I found what the issue was, but I'm not sure to understand why.

Apparently, the compiler wasn't so happy about the &mut self. Replacing it by &self and passing the output as a function parameter gets the method to be as fast as the function call.

impl LinearTransform {
    pub fn forward(&self, 
               input: &[i16; EMBD_SIZE], 
               output: &mut [i16; LAYER_SIZE]) {
        for i in 0..LAYER_SIZE {
                for j in 0..EMBD_SIZE {
                    output[i] += input[j] * self.weights[i][j]
                }
        }
    }
}

I'm still interrested in a workaround to keep the output as a structure attribute somehow :slightly_smiling_face:

Looking at the generated assembly on rust.godbolt.org, it seems like the "meat" of call_function compiles to a repeating sequence of movzx, imul, add, whereas in LinearTransform::forward there is an extra mov in every repetition. I don't know exactly what to make of that -- based on what @lzanini found maybe it's the result of aliasing considerations? -- but someone else probably does.

1 Like

Storing output as a local variable first and then assigning it back to self seems the same or faster as the function version. No idea why.

    pub fn forward(&mut self, input: &[i16; EMBD_SIZE]) {
        let mut output = [0; LAYER_SIZE];
        for i in 0..LAYER_SIZE {
            for j in 0..EMBD_SIZE {
                output[i] += input[j] * self.weights[i][j];
            }
        }
        self.output = output;
    }

:sweat_smile: Indeed I get 20% performance improvement on Criterion creating a local variable.

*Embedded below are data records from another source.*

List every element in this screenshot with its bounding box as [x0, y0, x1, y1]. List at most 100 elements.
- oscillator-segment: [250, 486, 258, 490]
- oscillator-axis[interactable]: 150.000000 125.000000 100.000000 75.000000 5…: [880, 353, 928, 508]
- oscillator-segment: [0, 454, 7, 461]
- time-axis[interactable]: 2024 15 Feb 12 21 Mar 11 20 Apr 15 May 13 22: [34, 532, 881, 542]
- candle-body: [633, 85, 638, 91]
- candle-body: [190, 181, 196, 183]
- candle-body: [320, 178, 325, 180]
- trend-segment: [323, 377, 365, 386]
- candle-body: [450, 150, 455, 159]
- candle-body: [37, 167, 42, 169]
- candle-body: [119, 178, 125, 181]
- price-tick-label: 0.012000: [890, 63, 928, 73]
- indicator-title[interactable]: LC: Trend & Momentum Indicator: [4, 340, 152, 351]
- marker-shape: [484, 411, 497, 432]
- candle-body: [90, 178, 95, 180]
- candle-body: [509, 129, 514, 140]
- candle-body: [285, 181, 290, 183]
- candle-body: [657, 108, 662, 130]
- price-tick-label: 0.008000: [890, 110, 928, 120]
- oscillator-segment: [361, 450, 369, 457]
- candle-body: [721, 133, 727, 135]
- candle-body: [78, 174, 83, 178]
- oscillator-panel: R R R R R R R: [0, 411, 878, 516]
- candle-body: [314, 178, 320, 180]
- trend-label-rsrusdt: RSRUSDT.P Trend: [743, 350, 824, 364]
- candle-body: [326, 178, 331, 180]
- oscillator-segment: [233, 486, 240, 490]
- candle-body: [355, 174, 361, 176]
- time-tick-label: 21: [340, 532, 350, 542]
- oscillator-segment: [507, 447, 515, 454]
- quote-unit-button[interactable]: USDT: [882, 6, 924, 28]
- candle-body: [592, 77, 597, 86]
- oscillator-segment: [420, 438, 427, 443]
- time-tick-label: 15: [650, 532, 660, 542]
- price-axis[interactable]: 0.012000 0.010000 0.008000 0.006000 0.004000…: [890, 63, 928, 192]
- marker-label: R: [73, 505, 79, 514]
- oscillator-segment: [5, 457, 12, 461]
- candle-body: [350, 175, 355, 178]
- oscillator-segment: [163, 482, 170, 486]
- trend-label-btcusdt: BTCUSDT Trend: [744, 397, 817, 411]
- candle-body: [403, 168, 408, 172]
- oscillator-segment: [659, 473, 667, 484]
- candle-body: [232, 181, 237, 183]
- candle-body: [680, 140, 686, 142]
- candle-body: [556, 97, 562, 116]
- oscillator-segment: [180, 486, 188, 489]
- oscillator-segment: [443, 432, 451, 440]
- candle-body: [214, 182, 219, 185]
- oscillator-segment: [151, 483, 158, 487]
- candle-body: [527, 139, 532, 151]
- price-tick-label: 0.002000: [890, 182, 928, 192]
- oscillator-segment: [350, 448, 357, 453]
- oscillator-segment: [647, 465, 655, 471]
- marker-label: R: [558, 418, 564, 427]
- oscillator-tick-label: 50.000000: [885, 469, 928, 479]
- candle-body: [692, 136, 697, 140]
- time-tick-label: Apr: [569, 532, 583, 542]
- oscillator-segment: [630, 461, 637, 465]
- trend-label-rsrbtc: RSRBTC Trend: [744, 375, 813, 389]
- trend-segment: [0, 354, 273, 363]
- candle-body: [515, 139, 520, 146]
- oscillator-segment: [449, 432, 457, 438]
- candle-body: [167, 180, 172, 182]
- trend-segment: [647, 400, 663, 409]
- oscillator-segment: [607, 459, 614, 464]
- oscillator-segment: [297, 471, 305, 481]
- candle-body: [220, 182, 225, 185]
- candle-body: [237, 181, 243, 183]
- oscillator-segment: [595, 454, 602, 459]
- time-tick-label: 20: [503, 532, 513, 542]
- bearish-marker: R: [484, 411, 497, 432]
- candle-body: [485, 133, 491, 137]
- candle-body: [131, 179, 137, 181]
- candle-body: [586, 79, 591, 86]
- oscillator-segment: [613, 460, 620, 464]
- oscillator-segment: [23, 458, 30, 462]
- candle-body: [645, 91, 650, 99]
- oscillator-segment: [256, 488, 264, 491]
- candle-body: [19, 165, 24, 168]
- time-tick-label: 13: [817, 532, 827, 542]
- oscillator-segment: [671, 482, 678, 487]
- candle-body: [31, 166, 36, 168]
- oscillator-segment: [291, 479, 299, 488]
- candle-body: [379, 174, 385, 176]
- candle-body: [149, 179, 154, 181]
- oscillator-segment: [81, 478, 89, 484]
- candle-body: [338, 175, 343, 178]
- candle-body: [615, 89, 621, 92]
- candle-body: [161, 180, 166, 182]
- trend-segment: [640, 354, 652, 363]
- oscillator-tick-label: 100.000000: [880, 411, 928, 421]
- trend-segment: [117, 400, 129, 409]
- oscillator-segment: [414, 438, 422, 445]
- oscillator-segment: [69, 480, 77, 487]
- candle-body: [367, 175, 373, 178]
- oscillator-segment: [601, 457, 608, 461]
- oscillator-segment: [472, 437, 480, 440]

Method                  time:   [374.48 ns 374.89 ns 375.33 ns]                   
                        change: [-21.318% -20.868% -20.434%] (p = 0.00 < 0.05)
                        Performance has improved.

Very odd. Thanks anyway !

This topic was automatically closed 90 days after the last reply. We invite you to open a new topic if you have further questions or comments.